Princeton University Athletics
Art Lane Award
June 22, 2006 | General
Devan Darby, Lauren Ehrlichman, Eric Leroux and Weston Powell have shared the Art Lane Award for 2006.
The Art Lane Award is given to honor selfless contribution to sport and society by a Princeton undergraduate athlete.. Art Lane, the very embodiment of the award that now bears his name, won the Pyne Prize and captained the 1933 Princeton football team to the national championship as an undergraduate before going on to a career as a Naval officer, a federal judge and a corporate general counsel.
Devan Darby is a member of the NCAA champion first varsity 8 women's open crew. In addition to her athletic achievements, Devan also has served as a volunteer working in hospitals and clinics in association with Health International, which included work in Mumbai, India, where she distributed supplies to local doctors. She also has volunteered with University Health Services here on campus in a wide range of functions, from setting up a lending library at UHS that is now part of Firestone Library to organizing events such as Flu Fest. She has worked at the Trenton Area Soup Kitchen, has tutored adults in basic writing and math skills, has been a resident advisor, a fund-raiser for the American Cancer Society and a winner of the Spirit of Princeton Award.

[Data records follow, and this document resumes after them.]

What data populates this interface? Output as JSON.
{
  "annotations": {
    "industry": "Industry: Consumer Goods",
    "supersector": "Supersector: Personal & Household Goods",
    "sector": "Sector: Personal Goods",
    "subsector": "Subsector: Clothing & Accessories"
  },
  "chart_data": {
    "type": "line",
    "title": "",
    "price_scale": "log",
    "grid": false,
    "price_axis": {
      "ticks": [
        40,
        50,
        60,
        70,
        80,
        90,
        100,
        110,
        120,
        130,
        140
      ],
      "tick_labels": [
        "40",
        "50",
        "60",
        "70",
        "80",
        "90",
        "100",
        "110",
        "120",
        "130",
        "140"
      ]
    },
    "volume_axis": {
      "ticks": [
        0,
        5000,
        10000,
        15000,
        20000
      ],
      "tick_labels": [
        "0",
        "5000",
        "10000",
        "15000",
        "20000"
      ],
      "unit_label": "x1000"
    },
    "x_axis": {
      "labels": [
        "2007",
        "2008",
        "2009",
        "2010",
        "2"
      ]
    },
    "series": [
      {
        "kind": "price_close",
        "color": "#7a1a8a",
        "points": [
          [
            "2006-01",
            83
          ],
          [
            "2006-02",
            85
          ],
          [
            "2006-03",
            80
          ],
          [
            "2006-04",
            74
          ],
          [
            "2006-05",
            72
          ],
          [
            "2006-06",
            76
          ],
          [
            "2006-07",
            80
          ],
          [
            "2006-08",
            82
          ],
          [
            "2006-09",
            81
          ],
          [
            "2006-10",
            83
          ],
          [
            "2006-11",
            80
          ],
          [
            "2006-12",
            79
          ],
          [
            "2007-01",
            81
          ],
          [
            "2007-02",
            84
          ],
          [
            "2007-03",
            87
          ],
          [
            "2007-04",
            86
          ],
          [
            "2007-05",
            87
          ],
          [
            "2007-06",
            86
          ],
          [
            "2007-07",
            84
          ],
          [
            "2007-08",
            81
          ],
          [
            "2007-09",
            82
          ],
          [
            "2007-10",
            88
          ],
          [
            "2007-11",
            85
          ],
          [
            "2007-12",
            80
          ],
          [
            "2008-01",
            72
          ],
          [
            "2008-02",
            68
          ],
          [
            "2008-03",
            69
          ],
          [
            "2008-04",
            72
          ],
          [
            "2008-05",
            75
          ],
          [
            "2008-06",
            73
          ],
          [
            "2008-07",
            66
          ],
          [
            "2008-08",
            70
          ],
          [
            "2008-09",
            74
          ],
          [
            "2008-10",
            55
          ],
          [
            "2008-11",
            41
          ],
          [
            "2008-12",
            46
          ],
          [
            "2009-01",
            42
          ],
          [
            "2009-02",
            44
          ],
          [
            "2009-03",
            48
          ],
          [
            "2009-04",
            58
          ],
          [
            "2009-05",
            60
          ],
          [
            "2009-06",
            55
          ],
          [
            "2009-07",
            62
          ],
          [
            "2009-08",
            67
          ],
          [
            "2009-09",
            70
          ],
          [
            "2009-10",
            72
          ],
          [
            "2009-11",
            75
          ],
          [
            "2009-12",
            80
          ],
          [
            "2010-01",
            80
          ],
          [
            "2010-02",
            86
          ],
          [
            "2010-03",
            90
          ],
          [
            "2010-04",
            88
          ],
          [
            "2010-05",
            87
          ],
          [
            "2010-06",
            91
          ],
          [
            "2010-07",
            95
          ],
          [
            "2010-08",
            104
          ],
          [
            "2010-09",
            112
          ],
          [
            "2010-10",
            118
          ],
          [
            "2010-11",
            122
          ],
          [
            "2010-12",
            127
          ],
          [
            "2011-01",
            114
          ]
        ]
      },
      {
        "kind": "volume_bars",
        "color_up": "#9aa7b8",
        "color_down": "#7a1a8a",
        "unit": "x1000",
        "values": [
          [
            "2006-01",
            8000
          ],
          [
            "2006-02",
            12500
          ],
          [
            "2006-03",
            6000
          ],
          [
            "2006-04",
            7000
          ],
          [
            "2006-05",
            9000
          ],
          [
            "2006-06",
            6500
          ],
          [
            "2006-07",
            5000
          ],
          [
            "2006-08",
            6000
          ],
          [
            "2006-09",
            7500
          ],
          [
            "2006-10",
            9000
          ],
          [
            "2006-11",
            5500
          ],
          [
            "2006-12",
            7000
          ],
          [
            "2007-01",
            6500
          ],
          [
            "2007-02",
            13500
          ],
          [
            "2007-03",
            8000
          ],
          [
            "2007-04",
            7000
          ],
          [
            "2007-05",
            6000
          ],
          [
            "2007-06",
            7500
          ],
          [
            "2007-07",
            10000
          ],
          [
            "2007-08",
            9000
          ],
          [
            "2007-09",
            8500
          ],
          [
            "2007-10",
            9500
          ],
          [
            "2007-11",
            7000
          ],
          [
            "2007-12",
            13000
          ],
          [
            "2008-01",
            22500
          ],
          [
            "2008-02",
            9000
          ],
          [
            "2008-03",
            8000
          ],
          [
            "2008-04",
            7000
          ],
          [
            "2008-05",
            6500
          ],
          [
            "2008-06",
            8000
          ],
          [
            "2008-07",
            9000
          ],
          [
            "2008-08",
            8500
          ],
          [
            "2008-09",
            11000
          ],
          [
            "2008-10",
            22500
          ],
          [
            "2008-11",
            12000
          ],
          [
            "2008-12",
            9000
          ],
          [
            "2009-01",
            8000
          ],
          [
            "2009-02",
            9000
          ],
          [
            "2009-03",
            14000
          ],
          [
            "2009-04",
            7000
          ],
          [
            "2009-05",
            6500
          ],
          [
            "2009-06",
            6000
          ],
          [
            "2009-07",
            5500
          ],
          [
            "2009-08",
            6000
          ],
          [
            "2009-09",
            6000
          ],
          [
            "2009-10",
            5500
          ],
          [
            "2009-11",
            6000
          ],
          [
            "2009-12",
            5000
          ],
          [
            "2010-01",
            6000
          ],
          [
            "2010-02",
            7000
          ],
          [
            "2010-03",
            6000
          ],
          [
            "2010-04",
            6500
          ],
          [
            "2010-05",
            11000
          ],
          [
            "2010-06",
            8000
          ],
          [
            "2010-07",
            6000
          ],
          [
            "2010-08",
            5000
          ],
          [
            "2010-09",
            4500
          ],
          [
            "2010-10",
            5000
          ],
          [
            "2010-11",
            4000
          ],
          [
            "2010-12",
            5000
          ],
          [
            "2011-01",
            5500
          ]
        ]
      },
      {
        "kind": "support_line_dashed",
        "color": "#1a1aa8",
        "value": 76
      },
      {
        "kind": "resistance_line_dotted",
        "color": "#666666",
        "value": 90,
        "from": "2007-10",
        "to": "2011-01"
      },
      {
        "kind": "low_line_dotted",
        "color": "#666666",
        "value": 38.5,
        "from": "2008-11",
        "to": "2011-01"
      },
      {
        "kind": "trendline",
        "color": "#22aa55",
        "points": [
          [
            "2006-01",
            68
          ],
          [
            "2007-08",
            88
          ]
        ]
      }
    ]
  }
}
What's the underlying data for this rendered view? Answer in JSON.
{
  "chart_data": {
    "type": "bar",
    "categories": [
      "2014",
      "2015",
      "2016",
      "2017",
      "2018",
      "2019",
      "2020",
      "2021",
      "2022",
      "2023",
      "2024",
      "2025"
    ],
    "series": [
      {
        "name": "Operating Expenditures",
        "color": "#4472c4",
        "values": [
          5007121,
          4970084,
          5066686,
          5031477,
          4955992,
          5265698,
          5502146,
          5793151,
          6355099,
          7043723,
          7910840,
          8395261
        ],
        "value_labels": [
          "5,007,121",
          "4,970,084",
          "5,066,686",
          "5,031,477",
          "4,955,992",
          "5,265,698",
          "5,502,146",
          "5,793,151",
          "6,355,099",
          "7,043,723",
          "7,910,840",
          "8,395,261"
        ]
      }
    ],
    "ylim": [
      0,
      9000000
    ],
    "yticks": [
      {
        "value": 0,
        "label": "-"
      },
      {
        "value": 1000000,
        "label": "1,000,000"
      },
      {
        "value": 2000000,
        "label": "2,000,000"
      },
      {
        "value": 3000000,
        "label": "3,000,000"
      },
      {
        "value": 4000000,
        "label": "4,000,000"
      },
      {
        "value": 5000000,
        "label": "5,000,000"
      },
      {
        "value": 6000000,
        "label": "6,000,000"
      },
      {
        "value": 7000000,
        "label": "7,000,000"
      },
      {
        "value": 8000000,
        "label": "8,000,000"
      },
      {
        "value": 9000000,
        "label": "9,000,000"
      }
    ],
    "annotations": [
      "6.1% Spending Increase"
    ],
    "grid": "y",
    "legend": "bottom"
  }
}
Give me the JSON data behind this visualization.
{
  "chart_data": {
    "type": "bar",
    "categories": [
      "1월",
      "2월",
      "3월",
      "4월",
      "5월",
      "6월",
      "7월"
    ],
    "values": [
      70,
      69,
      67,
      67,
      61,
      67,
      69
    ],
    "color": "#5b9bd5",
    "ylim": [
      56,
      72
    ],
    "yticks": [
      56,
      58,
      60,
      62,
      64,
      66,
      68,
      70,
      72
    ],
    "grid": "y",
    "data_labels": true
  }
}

Lauren Ehrlichman is a member of the Ivy League champion field hockey team and of the U.S. team at the Junior World Cup. Described by Tiger coach Kristen Holmes-Winn as "a substantial human being with interests and passions that go ar beyond the playing field," Lauren has spent time as a tutor, youth coach and volunteer with Anchor House working with at-risk children. She has also worked at a free health care clinic whose patients are almost exclusively Spanish or Portuguese, low income and uninsured. Finally, she also traveled to Cartagena, Colombia, to work and do research for her senior thesis on complications of cleft lip and palate, a subject she came to through the work of her father Richard, a plastic surgeon, who spent much of her childhood traveling to Colombia on surgical missions called "Healing the Children."
Weston Powell of the men's lightweight crew has served as a resident advisor and peer mediator on campus, as well as the president of the Princeton Evangelical Fellowship and assistant to the youth pastor at a local church. He has taught and serviced as assistant dean of the students at the Emily Fisher Charter School in Trenton, where he worked with special education students. He has also been a valuable advocate for his fellow student-athletes as president of the Varsity Student Athletic Advisory Committee.
Eric Leroux was a first-team All-Ivy League goalie in hockey. It is off of the ice, however, where Eric has left a truly awe-inspiring mark.
Eric spent last summer in Kenya as an HIV counselor living in a rural village in a mud hut with no running water and the summer before that in a malaria clinic in Ecuador where on weekends he helped build a rehabilitation clinic from Amazon Jungle vegetation.
Upon his return from Ecuador he founded the Princeton World Health Initiative, which recovers unused medical supplies from area hospitals and pharmaceutical companies and distributes them to hospitals in developing nations. He is also involved with the Society for Orphans with AIDS Network.
He has also touched lives in and around the Hobey Baker Rink as a Big Brother to an area teen and tutor to adults at the Hutton House Center for Disabled Adults. He is the founder of PUCK, a team initiative to donate old hockey equipment to youth hockey programs that last year was successful in contributing more than $5,000 worth of equipment to the Baltimore Area Youth Hockey Association.
For all of his work, he was honored with the 11th Hockey Humanitarian Award, which was presented at the men's hockey Frozen Four.